Rappelons en préalable que l’établissement de l’état daté consiste à indiquer, lors de la vente du lot d’un copropriétaire, les dettes éventuelles du vendeur vis-à-vis du syndicat de copropriétaires et vice-versa.
 
Ainsi, que le copropriétaire ait un ou plusieurs lots, qu’il s’agisse d’un lot principal (appartement) ou secondaire (cave, parking), le travail est identique pour le syndic. Par ailleurs, les logiciels de gestion permettent désormais d’établir très facilement ce document.
 
Néanmoins, ce cabinet facture l’établissement de l’état daté une fois pour le lot principal, puis une seconde fois pour le lot secondaire. Mais encore, pour chacun de ces types de mutation, il prévoit deux prestations différentes qui font l’objet de deux facturations différentes !
 
Pour le lot principal, le syndic facture :
 
  • des frais pour la constitution et la transmission des documents comptables, techniques et juridiques pour un coût de 120 euros,
 
auxquels s’ajoutent :
 
  • une prestation pour l’élaboration définitive des documents comptables, techniques et juridiques pour un coût de 480 euros !
 
À ces premières facturations sur le lot principal, s’ajoutent des frais supplémentaires relatifs aux lots secondaires. Ces frais concernent là encore deux prestations : la première est facturée 120 euros, et la seconde 240 euros.
 
Ainsi, pour gérer la mutation d’un logement et d’une cave ce syndic facture la modique somme de 960 euros ! Oui, presque mille euros pour un état daté facturé en moyenne 300 € (selon le barème Ile-de-France d’OSCAR, l’Observatoire des charges de l’ARC).  Qui dit mieux ?
 
Mieux vaut ne pas avoir plusieurs lots à vendre, avec ce syndic dans les parages !
 
Décidément, c’est de pire en pire.
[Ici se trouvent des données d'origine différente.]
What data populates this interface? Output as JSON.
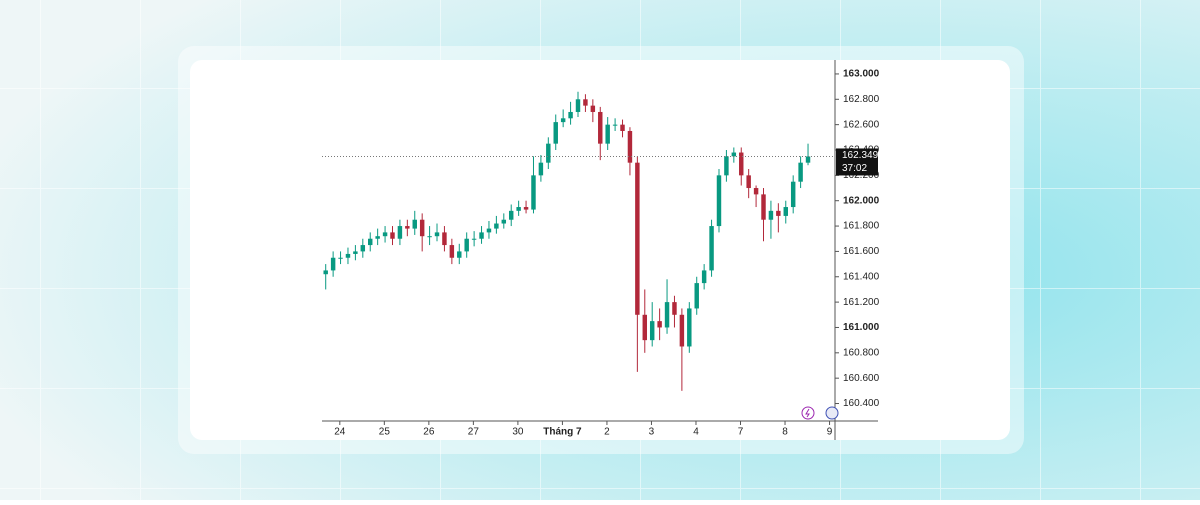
{
  "chart_data": {
    "type": "candlestick",
    "open": [
      161.42,
      161.45,
      161.55,
      161.55,
      161.58,
      161.6,
      161.65,
      161.7,
      161.72,
      161.75,
      161.7,
      161.8,
      161.78,
      161.85,
      161.72,
      161.72,
      161.75,
      161.65,
      161.55,
      161.6,
      161.7,
      161.7,
      161.75,
      161.78,
      161.82,
      161.85,
      161.92,
      161.95,
      161.93,
      162.2,
      162.3,
      162.45,
      162.62,
      162.65,
      162.7,
      162.8,
      162.75,
      162.7,
      162.45,
      162.6,
      162.6,
      162.55,
      162.3,
      161.1,
      160.9,
      161.05,
      161.0,
      161.2,
      161.1,
      160.85,
      161.15,
      161.35,
      161.45,
      161.8,
      162.2,
      162.35,
      162.38,
      162.2,
      162.1,
      162.05,
      161.85,
      161.92,
      161.88,
      161.95,
      162.15,
      162.3
    ],
    "high": [
      161.5,
      161.6,
      161.6,
      161.63,
      161.65,
      161.7,
      161.75,
      161.78,
      161.8,
      161.8,
      161.85,
      161.85,
      161.92,
      161.9,
      161.8,
      161.82,
      161.8,
      161.7,
      161.66,
      161.75,
      161.76,
      161.8,
      161.84,
      161.88,
      161.9,
      161.97,
      162.0,
      162.0,
      162.35,
      162.36,
      162.5,
      162.68,
      162.72,
      162.78,
      162.86,
      162.84,
      162.8,
      162.74,
      162.66,
      162.65,
      162.64,
      162.58,
      162.35,
      161.3,
      161.2,
      161.15,
      161.38,
      161.25,
      161.15,
      161.2,
      161.4,
      161.5,
      161.85,
      162.25,
      162.4,
      162.42,
      162.42,
      162.25,
      162.12,
      162.1,
      162.0,
      161.98,
      162.0,
      162.2,
      162.35,
      162.45
    ],
    "low": [
      161.3,
      161.4,
      161.5,
      161.5,
      161.53,
      161.55,
      161.6,
      161.65,
      161.67,
      161.65,
      161.65,
      161.72,
      161.73,
      161.6,
      161.65,
      161.68,
      161.6,
      161.5,
      161.5,
      161.55,
      161.64,
      161.66,
      161.7,
      161.74,
      161.78,
      161.8,
      161.88,
      161.9,
      161.9,
      162.15,
      162.25,
      162.4,
      162.58,
      162.6,
      162.66,
      162.7,
      162.62,
      162.32,
      162.4,
      162.55,
      162.5,
      162.2,
      160.65,
      160.8,
      160.85,
      160.9,
      160.95,
      161.0,
      160.5,
      160.8,
      161.1,
      161.3,
      161.4,
      161.75,
      162.15,
      162.3,
      162.12,
      162.02,
      161.95,
      161.68,
      161.7,
      161.75,
      161.82,
      161.9,
      162.1,
      162.28
    ],
    "close": [
      161.45,
      161.55,
      161.55,
      161.58,
      161.6,
      161.65,
      161.7,
      161.72,
      161.75,
      161.7,
      161.8,
      161.78,
      161.85,
      161.72,
      161.72,
      161.75,
      161.65,
      161.55,
      161.6,
      161.7,
      161.7,
      161.75,
      161.78,
      161.82,
      161.85,
      161.92,
      161.95,
      161.93,
      162.2,
      162.3,
      162.45,
      162.62,
      162.65,
      162.7,
      162.8,
      162.75,
      162.7,
      162.45,
      162.6,
      162.6,
      162.55,
      162.3,
      161.1,
      160.9,
      161.05,
      161.0,
      161.2,
      161.1,
      160.85,
      161.15,
      161.35,
      161.45,
      161.8,
      162.2,
      162.35,
      162.38,
      162.2,
      162.1,
      162.05,
      161.85,
      161.92,
      161.88,
      161.95,
      162.15,
      162.3,
      162.349
    ],
    "up_color": "#089981",
    "down_color": "#b2283a",
    "xlim": [
      0,
      69
    ],
    "xticks": [
      {
        "value": 2.4,
        "label": "24"
      },
      {
        "value": 8.4,
        "label": "25"
      },
      {
        "value": 14.4,
        "label": "26"
      },
      {
        "value": 20.4,
        "label": "27"
      },
      {
        "value": 26.4,
        "label": "30"
      },
      {
        "value": 32.4,
        "label": "Tháng 7"
      },
      {
        "value": 38.4,
        "label": "2"
      },
      {
        "value": 44.4,
        "label": "3"
      },
      {
        "value": 50.4,
        "label": "4"
      },
      {
        "value": 56.4,
        "label": "7"
      },
      {
        "value": 62.4,
        "label": "8"
      },
      {
        "value": 68.4,
        "label": "9"
      }
    ],
    "ylim": [
      160.27,
      163.11
    ],
    "yticks": [
      {
        "value": 163.0,
        "label": "163.000"
      },
      {
        "value": 162.8,
        "label": "162.800"
      },
      {
        "value": 162.6,
        "label": "162.600"
      },
      {
        "value": 162.4,
        "label": "162.400"
      },
      {
        "value": 162.2,
        "label": "162.200"
      },
      {
        "value": 162.0,
        "label": "162.000"
      },
      {
        "value": 161.8,
        "label": "161.800"
      },
      {
        "value": 161.6,
        "label": "161.600"
      },
      {
        "value": 161.4,
        "label": "161.400"
      },
      {
        "value": 161.2,
        "label": "161.200"
      },
      {
        "value": 161.0,
        "label": "161.000"
      },
      {
        "value": 160.8,
        "label": "160.800"
      },
      {
        "value": 160.6,
        "label": "160.600"
      },
      {
        "value": 160.4,
        "label": "160.400"
      }
    ],
    "last_price_label": "162.349",
    "countdown": "37:02"
  }
}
À quand le décret censé déterminer le plafond des honoraires pour l’établissement de l’état daté ?
 
Et surtout à quand la Commission de contrôle pour éradiquer ces pratiques qui ne font définitivement pas honneur à la profession ?
 
 
Suite à cet ABUS, le directeur du cabinet a souhaité s’expliquer et s’est engagé à corriger en partie son contrat. Nous publions sa réponse ici : www.arc-copro.com/sv44.